The Twentieth Century:

The first few decades under American rule were mixed for the city. Although some industry was developed, a series of hurricanes and the Great Depression had a profound effect on the economy of the city and the island in general. This grim economic situation led to a small but determined independence movement and a great deal of emigration from the island. Most emigrants from Puerto Rico in the 1940’s and 1950’s went to New York City in search of better jobs, and the city still is home to a great many citizens of Puerto Rican descent. The US Army moved out of El Morro Castle in 1961.

San Juan Today:

Today, San Juan is a booming tourism destination. Old San Juan has been extensively renovated, and sights like the El Morro castle are very popular. American tourists flock to San Juan because it’s a little piece of the Caribbean but they don’t need a visa to go there: it is American soil. In 1983 the old city defenses, including the castle, were declared a World Heritage Site. The old section of the city is home to many museums, reconstructed colonial-era buildings, churches, convents and more. There are excellent beaches very close to the city, and El Condado neighborhood is home to top-notch resorts.
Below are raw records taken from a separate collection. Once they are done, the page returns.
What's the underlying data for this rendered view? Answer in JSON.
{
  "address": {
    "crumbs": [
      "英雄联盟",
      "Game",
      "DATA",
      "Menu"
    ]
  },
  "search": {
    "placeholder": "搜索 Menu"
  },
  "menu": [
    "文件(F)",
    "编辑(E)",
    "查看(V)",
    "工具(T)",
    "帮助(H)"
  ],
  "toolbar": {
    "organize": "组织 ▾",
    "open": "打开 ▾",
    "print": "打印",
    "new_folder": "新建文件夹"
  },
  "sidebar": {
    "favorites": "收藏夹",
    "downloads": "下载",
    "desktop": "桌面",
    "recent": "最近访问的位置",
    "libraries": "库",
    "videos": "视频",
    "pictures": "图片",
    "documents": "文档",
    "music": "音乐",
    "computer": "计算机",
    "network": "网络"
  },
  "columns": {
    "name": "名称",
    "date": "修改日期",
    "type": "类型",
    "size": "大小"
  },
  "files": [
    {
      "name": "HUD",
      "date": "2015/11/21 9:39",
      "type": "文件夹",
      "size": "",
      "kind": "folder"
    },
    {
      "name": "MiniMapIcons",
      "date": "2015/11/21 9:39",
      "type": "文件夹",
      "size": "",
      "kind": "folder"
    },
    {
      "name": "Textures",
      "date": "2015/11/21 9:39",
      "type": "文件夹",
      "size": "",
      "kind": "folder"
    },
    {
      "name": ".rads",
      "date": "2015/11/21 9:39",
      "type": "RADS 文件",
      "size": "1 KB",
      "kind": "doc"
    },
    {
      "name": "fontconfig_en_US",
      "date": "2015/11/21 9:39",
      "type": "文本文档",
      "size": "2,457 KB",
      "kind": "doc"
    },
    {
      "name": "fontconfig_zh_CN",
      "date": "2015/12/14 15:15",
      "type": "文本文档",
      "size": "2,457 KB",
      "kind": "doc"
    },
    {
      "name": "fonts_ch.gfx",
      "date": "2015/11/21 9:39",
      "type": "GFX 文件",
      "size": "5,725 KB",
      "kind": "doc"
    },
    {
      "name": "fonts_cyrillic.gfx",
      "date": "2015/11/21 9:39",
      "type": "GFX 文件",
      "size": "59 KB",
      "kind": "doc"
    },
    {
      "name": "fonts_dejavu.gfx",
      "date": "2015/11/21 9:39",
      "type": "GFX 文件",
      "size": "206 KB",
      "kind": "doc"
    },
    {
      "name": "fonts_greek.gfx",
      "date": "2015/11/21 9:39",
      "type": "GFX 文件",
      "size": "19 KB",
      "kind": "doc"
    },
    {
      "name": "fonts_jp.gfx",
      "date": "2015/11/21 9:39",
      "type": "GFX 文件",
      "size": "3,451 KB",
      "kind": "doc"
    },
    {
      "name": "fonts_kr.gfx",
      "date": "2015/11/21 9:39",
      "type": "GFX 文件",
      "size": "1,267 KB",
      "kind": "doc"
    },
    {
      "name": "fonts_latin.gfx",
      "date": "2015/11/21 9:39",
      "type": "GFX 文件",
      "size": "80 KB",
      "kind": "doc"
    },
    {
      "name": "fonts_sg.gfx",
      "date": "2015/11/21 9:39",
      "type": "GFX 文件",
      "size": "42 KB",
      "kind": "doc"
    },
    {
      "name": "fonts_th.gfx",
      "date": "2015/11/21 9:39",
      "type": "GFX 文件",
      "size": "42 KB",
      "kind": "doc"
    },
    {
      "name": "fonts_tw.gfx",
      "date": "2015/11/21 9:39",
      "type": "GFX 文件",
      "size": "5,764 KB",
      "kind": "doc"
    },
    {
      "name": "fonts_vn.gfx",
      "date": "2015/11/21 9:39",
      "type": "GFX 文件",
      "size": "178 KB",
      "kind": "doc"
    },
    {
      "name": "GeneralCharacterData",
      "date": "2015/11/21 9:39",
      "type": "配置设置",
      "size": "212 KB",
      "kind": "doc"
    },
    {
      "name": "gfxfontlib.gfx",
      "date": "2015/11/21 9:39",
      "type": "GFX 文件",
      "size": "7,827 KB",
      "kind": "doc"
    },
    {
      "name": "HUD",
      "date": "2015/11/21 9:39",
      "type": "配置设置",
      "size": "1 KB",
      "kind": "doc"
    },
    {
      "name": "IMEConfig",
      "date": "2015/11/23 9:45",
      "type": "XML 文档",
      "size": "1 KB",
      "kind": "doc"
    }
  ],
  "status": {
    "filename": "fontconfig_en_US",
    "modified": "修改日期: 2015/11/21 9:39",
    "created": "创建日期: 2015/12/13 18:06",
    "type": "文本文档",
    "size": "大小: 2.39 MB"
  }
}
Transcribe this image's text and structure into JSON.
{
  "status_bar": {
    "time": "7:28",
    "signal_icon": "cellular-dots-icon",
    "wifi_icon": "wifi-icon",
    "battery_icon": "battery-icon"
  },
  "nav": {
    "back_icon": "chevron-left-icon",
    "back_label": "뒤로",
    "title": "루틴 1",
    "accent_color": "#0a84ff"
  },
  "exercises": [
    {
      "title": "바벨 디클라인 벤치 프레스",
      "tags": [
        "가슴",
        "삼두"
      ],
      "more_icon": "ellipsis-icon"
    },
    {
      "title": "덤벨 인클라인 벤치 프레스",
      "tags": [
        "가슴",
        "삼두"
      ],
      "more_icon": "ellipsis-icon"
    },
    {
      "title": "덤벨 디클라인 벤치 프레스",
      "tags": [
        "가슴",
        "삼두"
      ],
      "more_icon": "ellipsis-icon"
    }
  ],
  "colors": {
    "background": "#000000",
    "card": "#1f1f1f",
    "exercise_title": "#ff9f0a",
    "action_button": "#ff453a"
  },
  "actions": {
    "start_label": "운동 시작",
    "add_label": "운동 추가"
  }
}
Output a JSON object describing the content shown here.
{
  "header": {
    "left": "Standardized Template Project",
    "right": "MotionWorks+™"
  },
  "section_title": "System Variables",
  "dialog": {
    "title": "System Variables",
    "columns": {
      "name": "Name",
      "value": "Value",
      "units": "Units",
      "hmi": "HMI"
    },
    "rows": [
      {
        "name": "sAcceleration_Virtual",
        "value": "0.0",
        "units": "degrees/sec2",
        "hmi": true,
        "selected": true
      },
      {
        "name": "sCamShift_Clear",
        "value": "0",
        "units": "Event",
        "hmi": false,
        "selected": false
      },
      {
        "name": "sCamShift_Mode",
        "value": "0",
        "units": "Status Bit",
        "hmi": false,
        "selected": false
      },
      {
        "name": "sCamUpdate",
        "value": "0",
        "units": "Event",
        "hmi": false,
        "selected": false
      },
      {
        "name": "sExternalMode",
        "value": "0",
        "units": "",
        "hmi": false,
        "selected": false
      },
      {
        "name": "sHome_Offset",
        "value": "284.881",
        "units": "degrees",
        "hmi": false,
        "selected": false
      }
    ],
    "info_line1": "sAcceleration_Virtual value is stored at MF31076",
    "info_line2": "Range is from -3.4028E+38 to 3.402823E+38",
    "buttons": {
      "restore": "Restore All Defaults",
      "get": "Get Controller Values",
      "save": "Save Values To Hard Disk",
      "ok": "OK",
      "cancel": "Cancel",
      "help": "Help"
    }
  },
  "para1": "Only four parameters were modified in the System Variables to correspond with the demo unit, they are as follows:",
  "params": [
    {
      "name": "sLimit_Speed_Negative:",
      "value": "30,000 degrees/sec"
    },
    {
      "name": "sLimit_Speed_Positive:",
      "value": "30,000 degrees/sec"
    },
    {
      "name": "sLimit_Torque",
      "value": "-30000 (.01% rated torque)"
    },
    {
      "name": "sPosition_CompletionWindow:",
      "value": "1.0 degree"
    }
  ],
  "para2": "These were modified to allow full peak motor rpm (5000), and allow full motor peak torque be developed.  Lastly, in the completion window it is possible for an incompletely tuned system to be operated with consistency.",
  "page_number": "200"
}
There are several areas of interest within a couple of hours from the city, including rainforests, a cave complex, and many more beaches. It is the official home port of many major cruise ships as well.

San Juan is also a booming industrial center. It is one of the most important ports in the Caribbean, and has facilities for oil refining, sugar processing, brewing, pharmaceuticals and more. Naturally, Puerto Rico is well known for rum, much of which is produced in San Juan.